Unravelling the molecular mechanism of TTL proteins in cellulose biosynthesis

Abstract

Plants require mechanisms to sense and respond to the challenging environment, that encompass both biotic and abiotic factors that results in differential development. As cell walls shape plant growth, this differential growth response cause alterations to the plant cell wall (PCW) where cellulose is the major component. Therefore, understanding the mechanisms that regulate cellulose biosynthesis is essential to develop strategies to improve plant production. In Arabidopsis, the TETRATRICOPEPTIDE THIOREDOXIN-LIKE (TTL) gene family is composed by four members (TTL1 to TTL4) and mutations in TTL1, TTL3, and TTL4 genes cause reduced growth under salt and osmotic stress due to defects in PCW integrity. We observe association of TTL3 with most core components in traducing BR signalling, such as BRI1 or BIN2 that modulate cellulose biosynthesis.
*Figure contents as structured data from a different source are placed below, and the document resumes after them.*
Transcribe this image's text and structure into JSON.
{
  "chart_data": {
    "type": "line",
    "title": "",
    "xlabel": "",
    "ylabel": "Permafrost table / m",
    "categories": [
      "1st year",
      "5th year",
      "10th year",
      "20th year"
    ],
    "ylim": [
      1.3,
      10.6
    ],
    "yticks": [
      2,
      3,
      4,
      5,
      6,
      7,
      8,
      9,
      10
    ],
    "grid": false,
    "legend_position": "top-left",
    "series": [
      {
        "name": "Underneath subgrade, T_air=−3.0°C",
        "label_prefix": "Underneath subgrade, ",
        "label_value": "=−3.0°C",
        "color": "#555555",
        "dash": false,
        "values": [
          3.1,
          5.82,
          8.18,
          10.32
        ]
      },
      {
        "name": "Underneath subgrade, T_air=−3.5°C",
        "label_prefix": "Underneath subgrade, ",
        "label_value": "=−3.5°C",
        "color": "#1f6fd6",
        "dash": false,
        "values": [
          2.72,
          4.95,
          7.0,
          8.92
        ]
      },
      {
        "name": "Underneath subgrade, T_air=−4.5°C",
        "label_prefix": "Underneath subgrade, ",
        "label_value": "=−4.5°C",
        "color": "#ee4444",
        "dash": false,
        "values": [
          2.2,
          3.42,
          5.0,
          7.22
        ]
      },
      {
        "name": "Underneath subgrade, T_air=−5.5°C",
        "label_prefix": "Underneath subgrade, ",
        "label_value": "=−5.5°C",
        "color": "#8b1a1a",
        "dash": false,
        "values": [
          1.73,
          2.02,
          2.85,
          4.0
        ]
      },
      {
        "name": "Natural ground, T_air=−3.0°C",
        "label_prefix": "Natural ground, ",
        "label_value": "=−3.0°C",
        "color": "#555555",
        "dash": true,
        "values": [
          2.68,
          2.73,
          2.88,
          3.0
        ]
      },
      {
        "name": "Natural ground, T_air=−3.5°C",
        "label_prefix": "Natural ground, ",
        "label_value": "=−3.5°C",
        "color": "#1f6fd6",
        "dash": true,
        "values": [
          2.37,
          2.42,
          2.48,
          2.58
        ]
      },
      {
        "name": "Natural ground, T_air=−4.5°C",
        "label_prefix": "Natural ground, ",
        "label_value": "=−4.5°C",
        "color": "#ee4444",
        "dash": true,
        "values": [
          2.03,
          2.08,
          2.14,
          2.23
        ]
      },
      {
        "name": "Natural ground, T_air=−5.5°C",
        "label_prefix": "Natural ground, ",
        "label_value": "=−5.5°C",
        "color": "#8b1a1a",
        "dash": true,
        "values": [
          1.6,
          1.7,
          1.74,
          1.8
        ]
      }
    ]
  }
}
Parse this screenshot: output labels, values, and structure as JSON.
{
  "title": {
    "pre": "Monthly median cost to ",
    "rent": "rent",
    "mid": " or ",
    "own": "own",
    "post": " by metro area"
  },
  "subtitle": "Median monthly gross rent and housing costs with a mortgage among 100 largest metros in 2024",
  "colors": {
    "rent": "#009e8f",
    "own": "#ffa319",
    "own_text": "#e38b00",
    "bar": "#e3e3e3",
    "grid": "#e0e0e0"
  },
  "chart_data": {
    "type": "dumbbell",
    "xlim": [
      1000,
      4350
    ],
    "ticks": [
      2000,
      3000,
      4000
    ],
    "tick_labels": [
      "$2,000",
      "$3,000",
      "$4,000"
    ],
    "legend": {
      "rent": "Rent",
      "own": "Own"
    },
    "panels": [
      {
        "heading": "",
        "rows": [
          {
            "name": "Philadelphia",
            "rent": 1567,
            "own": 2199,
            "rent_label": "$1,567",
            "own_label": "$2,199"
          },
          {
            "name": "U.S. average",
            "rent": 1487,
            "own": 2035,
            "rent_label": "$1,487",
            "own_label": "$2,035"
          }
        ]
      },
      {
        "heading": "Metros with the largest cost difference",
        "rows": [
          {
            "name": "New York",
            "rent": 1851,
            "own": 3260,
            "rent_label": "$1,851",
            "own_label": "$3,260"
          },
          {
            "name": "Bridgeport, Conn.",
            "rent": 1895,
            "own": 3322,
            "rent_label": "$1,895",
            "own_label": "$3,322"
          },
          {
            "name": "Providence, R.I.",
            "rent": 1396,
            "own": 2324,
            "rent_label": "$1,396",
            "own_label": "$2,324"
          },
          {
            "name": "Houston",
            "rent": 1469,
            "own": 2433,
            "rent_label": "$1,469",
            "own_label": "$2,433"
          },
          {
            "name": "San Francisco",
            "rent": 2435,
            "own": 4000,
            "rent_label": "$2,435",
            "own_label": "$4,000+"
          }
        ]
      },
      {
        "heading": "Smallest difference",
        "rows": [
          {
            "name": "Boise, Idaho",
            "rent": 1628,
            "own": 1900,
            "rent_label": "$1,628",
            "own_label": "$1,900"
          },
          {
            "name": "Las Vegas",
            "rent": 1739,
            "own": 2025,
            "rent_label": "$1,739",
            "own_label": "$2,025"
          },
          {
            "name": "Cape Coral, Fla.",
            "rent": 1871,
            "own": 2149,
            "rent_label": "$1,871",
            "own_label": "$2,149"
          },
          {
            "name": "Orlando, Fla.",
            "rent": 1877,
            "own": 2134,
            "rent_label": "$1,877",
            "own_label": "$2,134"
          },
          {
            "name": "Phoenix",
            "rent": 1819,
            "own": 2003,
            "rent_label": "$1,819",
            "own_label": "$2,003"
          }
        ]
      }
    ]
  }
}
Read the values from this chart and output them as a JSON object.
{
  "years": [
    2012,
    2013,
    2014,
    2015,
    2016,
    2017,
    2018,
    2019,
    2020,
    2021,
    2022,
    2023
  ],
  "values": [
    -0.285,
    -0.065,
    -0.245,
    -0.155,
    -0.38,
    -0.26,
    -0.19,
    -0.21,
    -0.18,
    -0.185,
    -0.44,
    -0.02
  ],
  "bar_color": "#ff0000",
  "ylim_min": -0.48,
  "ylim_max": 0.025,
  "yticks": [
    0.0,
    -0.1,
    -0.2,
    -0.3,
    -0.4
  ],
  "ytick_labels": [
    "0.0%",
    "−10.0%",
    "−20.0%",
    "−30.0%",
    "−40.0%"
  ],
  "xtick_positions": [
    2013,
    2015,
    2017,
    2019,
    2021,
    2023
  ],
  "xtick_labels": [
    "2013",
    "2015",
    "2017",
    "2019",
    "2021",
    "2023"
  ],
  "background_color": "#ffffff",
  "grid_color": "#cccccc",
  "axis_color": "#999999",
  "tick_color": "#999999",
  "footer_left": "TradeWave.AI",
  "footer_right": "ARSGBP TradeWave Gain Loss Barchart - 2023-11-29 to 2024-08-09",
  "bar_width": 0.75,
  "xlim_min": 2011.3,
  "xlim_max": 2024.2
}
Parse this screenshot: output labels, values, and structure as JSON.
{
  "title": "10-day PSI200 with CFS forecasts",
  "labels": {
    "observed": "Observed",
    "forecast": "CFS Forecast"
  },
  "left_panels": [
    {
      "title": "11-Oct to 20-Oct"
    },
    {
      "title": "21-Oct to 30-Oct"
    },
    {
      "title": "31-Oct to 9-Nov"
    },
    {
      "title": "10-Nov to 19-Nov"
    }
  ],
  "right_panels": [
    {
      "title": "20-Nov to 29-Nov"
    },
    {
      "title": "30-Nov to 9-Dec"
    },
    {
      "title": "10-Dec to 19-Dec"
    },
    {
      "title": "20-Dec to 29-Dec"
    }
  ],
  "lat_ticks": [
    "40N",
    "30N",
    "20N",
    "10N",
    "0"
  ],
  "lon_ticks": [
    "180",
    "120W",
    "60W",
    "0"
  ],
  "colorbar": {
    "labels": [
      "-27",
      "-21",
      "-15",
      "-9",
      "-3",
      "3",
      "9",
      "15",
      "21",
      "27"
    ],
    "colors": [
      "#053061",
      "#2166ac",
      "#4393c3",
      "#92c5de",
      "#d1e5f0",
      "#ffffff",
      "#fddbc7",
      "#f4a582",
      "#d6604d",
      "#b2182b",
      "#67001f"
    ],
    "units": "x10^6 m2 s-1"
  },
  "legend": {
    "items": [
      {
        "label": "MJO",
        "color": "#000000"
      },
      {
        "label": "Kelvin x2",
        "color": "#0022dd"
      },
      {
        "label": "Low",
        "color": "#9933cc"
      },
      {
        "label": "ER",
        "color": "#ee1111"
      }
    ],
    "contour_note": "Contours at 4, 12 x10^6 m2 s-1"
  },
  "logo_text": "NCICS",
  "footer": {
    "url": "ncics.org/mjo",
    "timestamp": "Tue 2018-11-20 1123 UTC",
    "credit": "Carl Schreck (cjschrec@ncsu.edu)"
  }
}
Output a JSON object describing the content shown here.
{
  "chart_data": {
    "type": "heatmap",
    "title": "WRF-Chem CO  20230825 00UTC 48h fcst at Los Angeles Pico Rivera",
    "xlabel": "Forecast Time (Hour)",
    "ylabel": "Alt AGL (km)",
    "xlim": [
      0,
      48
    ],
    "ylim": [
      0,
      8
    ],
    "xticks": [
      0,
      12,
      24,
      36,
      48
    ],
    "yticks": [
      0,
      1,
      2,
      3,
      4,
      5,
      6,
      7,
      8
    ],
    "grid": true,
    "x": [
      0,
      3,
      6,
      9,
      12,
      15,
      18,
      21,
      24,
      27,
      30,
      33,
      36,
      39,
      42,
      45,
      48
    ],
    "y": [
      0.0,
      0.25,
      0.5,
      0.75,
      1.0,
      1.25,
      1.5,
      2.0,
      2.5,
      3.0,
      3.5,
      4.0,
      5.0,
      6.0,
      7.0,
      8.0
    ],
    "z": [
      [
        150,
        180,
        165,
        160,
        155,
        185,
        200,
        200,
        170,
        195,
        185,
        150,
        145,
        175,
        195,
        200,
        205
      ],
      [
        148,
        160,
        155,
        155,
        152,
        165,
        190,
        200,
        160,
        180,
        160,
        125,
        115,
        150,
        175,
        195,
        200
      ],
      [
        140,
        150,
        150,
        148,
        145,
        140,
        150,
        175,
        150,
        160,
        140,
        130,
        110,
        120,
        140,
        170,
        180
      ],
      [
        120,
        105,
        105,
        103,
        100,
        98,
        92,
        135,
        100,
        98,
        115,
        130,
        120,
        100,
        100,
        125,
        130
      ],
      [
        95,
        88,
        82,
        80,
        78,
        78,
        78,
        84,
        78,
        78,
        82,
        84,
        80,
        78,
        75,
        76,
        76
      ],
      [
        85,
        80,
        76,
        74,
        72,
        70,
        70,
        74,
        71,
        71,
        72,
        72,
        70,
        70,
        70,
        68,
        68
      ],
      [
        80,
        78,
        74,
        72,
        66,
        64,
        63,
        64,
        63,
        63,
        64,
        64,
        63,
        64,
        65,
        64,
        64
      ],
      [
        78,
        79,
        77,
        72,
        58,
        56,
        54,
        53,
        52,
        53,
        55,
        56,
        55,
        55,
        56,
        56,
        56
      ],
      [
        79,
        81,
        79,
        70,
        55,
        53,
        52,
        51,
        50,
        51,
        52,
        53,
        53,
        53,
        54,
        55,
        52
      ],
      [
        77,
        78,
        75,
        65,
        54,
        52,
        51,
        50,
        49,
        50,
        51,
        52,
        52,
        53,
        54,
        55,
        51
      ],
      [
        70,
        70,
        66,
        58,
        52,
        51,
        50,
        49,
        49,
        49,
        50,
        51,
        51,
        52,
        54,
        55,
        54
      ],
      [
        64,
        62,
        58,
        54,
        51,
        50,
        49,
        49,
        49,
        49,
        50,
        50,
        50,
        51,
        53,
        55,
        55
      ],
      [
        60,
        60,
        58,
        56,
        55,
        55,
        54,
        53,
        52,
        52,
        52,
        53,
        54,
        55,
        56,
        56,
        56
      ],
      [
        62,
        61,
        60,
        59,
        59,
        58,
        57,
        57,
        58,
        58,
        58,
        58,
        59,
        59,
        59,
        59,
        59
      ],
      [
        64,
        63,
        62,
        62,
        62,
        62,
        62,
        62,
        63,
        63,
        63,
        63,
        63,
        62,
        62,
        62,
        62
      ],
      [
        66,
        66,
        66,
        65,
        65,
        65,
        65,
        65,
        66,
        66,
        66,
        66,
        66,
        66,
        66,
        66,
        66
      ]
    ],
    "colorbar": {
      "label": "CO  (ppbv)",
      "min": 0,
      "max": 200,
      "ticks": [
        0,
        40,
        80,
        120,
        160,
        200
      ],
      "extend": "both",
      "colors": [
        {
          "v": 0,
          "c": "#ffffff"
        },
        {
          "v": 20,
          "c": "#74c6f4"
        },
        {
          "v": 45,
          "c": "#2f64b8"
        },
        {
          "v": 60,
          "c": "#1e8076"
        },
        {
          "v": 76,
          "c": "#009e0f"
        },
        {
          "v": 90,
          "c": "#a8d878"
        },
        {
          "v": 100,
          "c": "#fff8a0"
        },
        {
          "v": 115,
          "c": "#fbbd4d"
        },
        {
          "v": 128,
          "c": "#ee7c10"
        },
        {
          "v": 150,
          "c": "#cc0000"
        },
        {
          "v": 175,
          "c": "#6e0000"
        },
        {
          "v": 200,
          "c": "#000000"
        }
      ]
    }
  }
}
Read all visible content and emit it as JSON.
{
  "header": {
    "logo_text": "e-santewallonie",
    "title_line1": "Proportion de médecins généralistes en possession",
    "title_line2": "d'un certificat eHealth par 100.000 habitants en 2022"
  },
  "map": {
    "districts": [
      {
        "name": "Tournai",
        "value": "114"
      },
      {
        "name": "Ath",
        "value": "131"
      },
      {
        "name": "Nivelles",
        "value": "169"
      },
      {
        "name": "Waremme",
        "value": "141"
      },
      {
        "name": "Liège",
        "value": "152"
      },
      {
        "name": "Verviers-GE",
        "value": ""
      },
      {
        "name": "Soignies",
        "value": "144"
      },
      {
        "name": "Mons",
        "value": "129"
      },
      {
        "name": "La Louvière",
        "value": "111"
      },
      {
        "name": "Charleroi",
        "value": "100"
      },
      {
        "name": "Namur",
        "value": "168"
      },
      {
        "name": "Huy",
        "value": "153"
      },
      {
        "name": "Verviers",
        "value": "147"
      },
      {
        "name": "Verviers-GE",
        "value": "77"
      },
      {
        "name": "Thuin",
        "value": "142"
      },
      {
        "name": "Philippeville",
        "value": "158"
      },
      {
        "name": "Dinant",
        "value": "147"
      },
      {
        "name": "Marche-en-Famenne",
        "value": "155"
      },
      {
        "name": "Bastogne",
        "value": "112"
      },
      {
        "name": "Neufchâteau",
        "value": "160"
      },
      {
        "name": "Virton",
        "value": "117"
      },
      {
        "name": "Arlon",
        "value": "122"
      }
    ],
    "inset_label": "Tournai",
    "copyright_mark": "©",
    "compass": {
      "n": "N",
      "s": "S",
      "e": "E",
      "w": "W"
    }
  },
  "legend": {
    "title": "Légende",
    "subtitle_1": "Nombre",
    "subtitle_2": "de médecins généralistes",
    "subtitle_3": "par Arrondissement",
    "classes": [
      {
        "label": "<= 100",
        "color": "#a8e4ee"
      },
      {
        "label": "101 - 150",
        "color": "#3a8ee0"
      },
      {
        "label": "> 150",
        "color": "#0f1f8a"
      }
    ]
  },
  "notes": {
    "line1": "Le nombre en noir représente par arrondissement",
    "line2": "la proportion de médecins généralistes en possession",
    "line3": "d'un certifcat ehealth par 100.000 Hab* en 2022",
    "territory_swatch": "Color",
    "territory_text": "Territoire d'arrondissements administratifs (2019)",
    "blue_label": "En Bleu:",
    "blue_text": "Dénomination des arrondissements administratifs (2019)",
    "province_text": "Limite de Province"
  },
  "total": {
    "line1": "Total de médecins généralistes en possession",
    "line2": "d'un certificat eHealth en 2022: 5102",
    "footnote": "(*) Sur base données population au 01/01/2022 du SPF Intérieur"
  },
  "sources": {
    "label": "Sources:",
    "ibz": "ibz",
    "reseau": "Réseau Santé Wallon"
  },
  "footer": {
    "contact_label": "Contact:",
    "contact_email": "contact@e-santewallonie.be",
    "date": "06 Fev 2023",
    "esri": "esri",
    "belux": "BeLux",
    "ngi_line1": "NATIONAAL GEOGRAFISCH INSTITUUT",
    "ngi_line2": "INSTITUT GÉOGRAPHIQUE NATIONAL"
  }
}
Whether the contribution of TTLs to the adaptation of the PCW during salt stress episodes, is mediated by their role in BR signalling, in other signalling pathways, or as scaffolding components remains elusive. As mentioned, mutations in TTL1, TTL3, and TTL4 cause reduced growth under abiotic stresses. Because ttl mutant growth is compromised during saline conditions, in this work we studied the role of TTL proteins in cellulose production, the major component of the PCW. In this thesis, we show that ttl mutants present defects in the PCW, particularly in isoxaben, salt or sucrose stress. Indeed, spinning disk microscopy in etiolated hypocotyls reveals that, TTL proteins are responsible for the Cellulose Synthase Complex (CSC) stability in plasma membrane upon salt or sucrose stress. Indeed, Y2H assays determine that TTL3 and TTL1 are new members of the CSC. Moreover, TTL3 associates with LRR-RLKs that have been shown to be important for cellulose biosynthesis such as FEI1 in the FEI1/FEI2/SOS5 pathway, however TTL function is independent of this pathway as spinning-disk microscopy revealed.